Choi J W, McHugh R B
National Center for Health Statistics, Hyattsville, Maryland 20782.
Biometrics. 1989 Sep;45(3):979-96.
Situations often arise in a large-scale household survey where a complex probability sample of clusters rather than of individuals is drawn from a large population. Typically, the clusters of such complex samples include a number of correlated members. The responses of these members are then weighted to obtain estimates for the population. Such weighted data are commonly published by the National Center for Health Statistics and other U.S. federal agencies. Frequently, problems arise when such data are tested by usual chi-square test statistics for goodness of fit or independence. Researchers have discovered that the usual chi-square tests provide spuriously inflated results when applied to cluster samples and that new methods are required to correct such problems. This paper proposes a strategy for a goodness-of-fit or independence test based on correlated and weighted data arising in cluster samples, and provides a factor that validly reduces the inflation of the usual chi-square statistics. This method is applied to the chronic condition data collected from the St Paul-Minneapolis, Minnesota, primary sampling unit (PSU) during the 1975 National Health Interview Survey (NHIS). This analysis, together with simulation studies presented elsewhere, provides evidence that the usual chi-square statistics from such data can be corrected for the impacts of clustering and weighting by use of the proposed reduction factor.

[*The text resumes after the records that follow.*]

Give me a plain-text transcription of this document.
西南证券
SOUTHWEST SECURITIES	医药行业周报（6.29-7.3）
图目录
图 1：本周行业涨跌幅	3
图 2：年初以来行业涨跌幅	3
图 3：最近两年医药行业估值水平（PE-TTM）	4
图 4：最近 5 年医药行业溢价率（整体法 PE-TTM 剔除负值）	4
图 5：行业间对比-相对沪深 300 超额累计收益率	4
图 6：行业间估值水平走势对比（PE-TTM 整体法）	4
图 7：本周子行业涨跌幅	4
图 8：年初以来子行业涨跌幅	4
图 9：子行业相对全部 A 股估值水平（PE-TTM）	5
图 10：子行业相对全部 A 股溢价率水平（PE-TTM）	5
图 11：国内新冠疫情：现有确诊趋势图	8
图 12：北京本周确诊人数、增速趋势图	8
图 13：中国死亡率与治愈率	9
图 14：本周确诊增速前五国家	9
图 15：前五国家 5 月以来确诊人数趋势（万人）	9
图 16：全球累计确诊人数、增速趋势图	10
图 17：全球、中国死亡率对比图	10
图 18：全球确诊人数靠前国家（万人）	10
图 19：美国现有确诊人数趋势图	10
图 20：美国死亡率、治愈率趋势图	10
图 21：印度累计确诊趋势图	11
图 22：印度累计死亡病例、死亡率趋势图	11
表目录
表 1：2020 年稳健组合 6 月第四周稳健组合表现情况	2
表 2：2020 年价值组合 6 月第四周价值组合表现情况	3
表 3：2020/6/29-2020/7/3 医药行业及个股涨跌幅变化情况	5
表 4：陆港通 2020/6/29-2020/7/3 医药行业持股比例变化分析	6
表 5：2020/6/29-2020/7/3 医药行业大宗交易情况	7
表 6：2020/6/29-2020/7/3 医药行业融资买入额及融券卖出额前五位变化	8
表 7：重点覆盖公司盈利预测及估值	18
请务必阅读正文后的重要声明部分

在大规模家庭调查中,经常会出现这样的情况:从大量人口中抽取的是聚类的复杂概率样本,而不是个体的复杂概率样本。通常,此类复杂样本的聚类包含许多相关成员。然后对这些成员的回答进行加权,以获得总体估计值。此类加权数据通常由美国国家卫生统计中心和其他美国联邦机构发布。当使用常规卡方检验统计量对这类数据进行拟合优度或独立性检验时,经常会出现问题。研究人员发现,将常规卡方检验应用于聚类样本时会产生虚假的膨胀结果,因此需要新的方法来纠正此类问题。本文提出了一种基于聚类样本中出现的相关加权数据进行拟合优度或独立性检验的策略,并提供了一个有效降低常规卡方统计量膨胀的因子。该方法应用于1975年全国健康访谈调查(NHIS)期间从明尼苏达州圣保罗 - 明尼阿波利斯主要抽样单位(PSU)收集的慢性病数据。该分析以及其他地方提出的模拟研究表明,通过使用所提出的缩减因子,可以校正此类数据中常规卡方统计量因聚类和加权产生的影响。